If as Malcolm Muggeridge said sex is the mysticism of materialism, then this can also be true of travel too. And not particularly the beach holiday kind of travel so much as the more adventurous travel. Travel agents sell dreams. Only books and travel have the qualities of dreams and for the young only dreams are real. Reality is a terribly dull thing. When one gets older life acquires a texture and begins at last to one’s surprise to feel real, which means like a novel. About the same time novels seem less interesting. For some people perhaps travel does too?

When I came to live in Bucharest in 1998 I felt that I was a character in a novel by Joseph Conrad in the South Seas in the 19th century. The foreigners who had floated here after the revolution who could have been creations of Conrad in ironic mode. Bucharest had changed a lot between 1990 when I first visited and 1998 when I came to live here but it seemed extremely far away from the western world and it seemed in some ways still living in if not a nineteenth century novel then the early 50s at any rate. Later I refined it to 1959 . When I flew back I felt for a few hours like a character from star trek materializing slowly on another planet. 

Romania was last of all the former Communist countries to become globalised, except for Belarus and possibly Albania but seems infinitely more like everywhere else. At the same time the western world, once known as the civilised world, seems a concept which is time limited. And the idea of Romania has changed because countries mean much less than they did before the internet and cheap travel. 

Will Romania still exist in fifty years? One economist I know doubts if anyone will still speak Romanian in fifty years time. What is the point of the language?

Travel books are like all literary genres from another age, when abroad had another meaning . When John Paget wrote almost no-one among his readers, all people who paid income tax and a tiny fraction of the English population had been to Hungary or heard of Transylvania. For a long time travel was expensive and difficult and travel writing was information for the curious and a story with the writer as protagonist. And funny foreigners. All foreigners for the most liberal Englishmen were very faintly comic until some moment some time after we joined what was then called the Common Market. Now they are something to help us choose where to go on holiday, to prepare for holidays and to compare notes afterwards. And writers create the country they write about. Arabia is about Wilfred Thesiger. Delhi is now about Sam Miller and William Dalrymple a literary construct. 

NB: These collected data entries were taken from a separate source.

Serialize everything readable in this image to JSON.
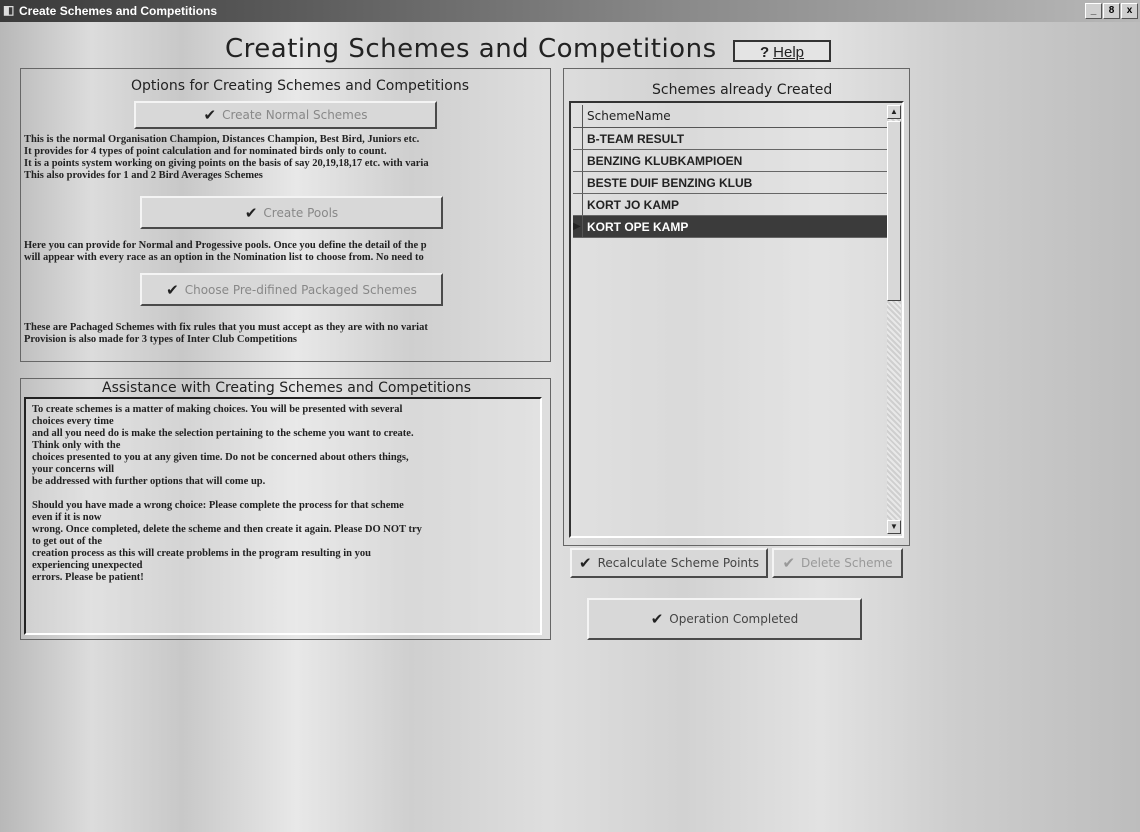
{
  "window": {
    "title": "Create Schemes and Competitions",
    "icon": "app-icon",
    "controls": [
      "_",
      "8",
      "x"
    ]
  },
  "heading": {
    "title": "Creating Schemes and Competitions",
    "help_mark": "?",
    "help_label": "Help"
  },
  "options": {
    "heading": "Options for Creating Schemes and Competitions",
    "normal_button": "Create Normal Schemes",
    "normal_desc": [
      "This is the normal Organisation Champion, Distances Champion, Best Bird, Juniors etc.",
      "It provides for 4 types of point calculation and for nominated birds only to count.",
      "It is a points system working on giving points on the basis of say 20,19,18,17 etc. with varia",
      "This also provides for 1 and 2 Bird Averages Schemes"
    ],
    "pools_button": "Create Pools",
    "pools_desc": [
      "Here you can provide for Normal and Progessive pools.  Once you define the detail of the p",
      "will appear with every race as an option in the Nomination list to choose from. No need to"
    ],
    "packaged_button": "Choose Pre-difined Packaged Schemes",
    "packaged_desc": [
      "These are Pachaged Schemes with fix rules that you must accept as they are with no variat",
      "Provision is also made for 3 types of Inter Club Competitions"
    ]
  },
  "assistance": {
    "heading": "Assistance with Creating Schemes and Competitions",
    "lines": [
      "To create schemes is a matter of making choices. You will be presented with several",
      "choices every time",
      "and all you need do is make the selection pertaining to the scheme you want to create.",
      "Think only with the",
      "choices presented to you at any given time. Do not be concerned about others things,",
      "your concerns will",
      "be addressed with further options that will come up.",
      "",
      "Should you have made a wrong choice: Please complete the process for that scheme",
      "even if it is now",
      "wrong. Once completed, delete the scheme and then create it again. Please DO NOT try",
      "to get out of the",
      "creation process as this will create problems in the program resulting in you",
      "experiencing unexpected",
      "errors. Please be patient!"
    ]
  },
  "schemes": {
    "heading": "Schemes already Created",
    "column": "SchemeName",
    "rows": [
      {
        "name": "B-TEAM RESULT",
        "selected": false
      },
      {
        "name": "BENZING KLUBKAMPIOEN",
        "selected": false
      },
      {
        "name": "BESTE DUIF BENZING KLUB",
        "selected": false
      },
      {
        "name": "KORT JO KAMP",
        "selected": false
      },
      {
        "name": "KORT OPE KAMP",
        "selected": true
      }
    ],
    "recalc_button": "Recalculate Scheme Points",
    "delete_button": "Delete Scheme"
  },
  "completed_button": "Operation Completed",
  "icons": {
    "check": "✔",
    "row_pointer": "▶",
    "scroll_up": "▲",
    "scroll_down": "▼"
  }
}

And countries are an idea which is changing. And the word foreign is changing too. Will Romania be a country in fifty years time or a part of a big non-country called Europe? Countries are about traditions and therefore anachronistic. And about excluding foreigners which seems xenophobic and discriminatory. And about violence in the past the future sometimes in the present. And about languages but languages are being subverted by English. Countries are a difficult concept in the post-modern post-Marxist world.